Los dos se quedaron callados.

—Puede quedarse con nosotros —agregó Rina.

—No creo que sea buena idea.

—No creo que tengas elección.

—Tiene un abuelo que vive en el valle.

—Entonces ponte en contacto con él por la mañana. Una noche con nosotros no cambiará nada.

—Realmente eres la madre Tierra.

—Así soy yo —respondió Rina—. Vengan a mí los abatidos, los pobres, los hacinados que anhelan respirar en libertad, etcétera, etcétera. Emma Lazarus y yo teníamos en común mucho más que el apellido.

Aunque el hotel en sí era una serie de discretos bungalós de estuco rosa con tejados de tejas rojas de estilo mediterráneo conectados entre sí, el vestíbulo era un edificio independiente. A través del ventanal, Decker vio el mostrador de recepción con una mujer uniformada revisando unos papeles, una portería vacía y un conjunto de muebles tradicionales situados de cara a una chimenea de piedra. Uno de los sillones beis estaba ocupado por un adolescente desgarbado; El pensador,de Rodin. Rina y él entraron y el chico levantó la cabeza y se puso en pie.
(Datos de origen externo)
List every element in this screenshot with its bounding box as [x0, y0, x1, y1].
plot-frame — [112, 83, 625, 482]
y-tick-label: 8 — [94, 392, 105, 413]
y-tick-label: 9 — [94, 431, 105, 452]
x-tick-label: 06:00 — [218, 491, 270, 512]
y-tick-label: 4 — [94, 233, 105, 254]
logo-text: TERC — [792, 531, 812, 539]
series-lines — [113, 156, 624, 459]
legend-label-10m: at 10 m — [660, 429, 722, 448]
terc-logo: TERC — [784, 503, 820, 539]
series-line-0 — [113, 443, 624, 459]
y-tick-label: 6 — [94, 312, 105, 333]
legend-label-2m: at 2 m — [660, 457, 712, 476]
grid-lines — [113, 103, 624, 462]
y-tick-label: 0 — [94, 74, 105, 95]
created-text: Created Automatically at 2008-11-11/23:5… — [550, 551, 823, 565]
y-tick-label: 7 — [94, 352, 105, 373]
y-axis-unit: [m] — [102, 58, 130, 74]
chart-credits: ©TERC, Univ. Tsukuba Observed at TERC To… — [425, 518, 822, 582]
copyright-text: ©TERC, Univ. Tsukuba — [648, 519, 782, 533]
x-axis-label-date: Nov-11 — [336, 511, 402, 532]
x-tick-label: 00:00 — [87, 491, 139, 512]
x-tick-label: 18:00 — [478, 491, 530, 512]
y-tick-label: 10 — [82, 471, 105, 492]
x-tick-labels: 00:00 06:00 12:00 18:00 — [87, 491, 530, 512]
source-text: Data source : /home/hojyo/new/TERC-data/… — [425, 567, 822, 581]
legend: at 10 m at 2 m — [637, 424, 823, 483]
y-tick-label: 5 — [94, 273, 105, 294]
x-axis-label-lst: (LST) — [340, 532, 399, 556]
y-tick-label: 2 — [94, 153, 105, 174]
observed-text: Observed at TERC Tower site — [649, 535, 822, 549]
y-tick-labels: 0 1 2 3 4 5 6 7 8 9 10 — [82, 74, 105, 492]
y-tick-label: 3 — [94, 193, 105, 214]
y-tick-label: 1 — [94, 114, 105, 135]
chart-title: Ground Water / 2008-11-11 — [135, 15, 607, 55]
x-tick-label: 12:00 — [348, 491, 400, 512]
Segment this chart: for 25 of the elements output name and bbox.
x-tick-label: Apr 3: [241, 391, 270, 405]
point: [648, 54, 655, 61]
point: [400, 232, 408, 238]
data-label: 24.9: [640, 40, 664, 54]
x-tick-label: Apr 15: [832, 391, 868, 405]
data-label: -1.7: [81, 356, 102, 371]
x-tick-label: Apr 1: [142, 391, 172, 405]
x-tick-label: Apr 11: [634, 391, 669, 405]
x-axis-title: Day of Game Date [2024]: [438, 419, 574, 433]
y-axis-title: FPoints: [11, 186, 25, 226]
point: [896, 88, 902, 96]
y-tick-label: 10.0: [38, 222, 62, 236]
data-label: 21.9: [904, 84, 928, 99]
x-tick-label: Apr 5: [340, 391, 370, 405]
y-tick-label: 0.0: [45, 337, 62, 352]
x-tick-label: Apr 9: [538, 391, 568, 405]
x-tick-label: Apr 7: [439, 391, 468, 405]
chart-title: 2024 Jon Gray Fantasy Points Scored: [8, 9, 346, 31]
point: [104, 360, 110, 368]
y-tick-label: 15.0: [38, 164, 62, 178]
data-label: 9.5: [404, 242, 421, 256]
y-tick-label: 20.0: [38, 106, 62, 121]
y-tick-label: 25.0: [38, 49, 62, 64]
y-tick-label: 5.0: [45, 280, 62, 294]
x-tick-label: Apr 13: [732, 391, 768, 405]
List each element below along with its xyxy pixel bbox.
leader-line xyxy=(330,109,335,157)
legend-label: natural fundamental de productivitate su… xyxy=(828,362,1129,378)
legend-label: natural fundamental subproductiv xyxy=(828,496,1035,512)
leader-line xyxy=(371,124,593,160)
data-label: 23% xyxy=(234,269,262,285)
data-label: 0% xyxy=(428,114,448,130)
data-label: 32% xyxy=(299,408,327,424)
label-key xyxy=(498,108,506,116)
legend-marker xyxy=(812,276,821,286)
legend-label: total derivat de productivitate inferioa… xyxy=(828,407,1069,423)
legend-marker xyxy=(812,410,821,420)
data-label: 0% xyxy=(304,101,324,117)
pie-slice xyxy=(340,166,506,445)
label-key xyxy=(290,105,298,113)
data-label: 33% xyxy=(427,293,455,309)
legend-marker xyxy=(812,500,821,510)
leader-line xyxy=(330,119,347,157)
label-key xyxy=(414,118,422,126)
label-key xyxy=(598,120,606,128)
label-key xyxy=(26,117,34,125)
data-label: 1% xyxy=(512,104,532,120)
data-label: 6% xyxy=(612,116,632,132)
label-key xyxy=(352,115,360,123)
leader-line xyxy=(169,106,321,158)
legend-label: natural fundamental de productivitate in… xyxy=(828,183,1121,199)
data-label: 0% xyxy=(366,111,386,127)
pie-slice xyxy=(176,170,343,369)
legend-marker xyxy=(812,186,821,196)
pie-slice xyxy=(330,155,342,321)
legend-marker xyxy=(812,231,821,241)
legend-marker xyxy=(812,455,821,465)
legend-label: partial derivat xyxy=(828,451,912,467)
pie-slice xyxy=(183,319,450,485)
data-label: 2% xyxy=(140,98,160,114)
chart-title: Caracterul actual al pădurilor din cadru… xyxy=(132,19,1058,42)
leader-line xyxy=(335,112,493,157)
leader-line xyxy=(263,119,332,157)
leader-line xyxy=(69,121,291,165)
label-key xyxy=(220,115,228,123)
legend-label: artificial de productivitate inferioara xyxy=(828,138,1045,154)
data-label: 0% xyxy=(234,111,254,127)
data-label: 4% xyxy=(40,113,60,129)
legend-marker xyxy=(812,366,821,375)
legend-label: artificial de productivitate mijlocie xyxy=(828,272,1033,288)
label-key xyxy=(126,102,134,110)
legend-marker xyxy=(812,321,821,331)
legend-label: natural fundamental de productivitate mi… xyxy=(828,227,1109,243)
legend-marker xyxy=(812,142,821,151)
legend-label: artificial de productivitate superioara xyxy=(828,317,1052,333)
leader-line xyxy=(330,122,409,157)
Decker intentó sonreír para tranquilizarlo.

—¿Gabe?

Él asintió. Era un muchacho guapo; nariz aquilina, barbilla fuerte, melena rubia oscura y unos ojos verde esmeralda enmarcados por unas gafas sin montura. No era muy corpulento, pero tenía la misma complexión definida y musculosa que su padre en la adolescencia. Parecía rondar el metro ochenta de estatura.

Decker le ofreció la mano y el chico se la estrechó.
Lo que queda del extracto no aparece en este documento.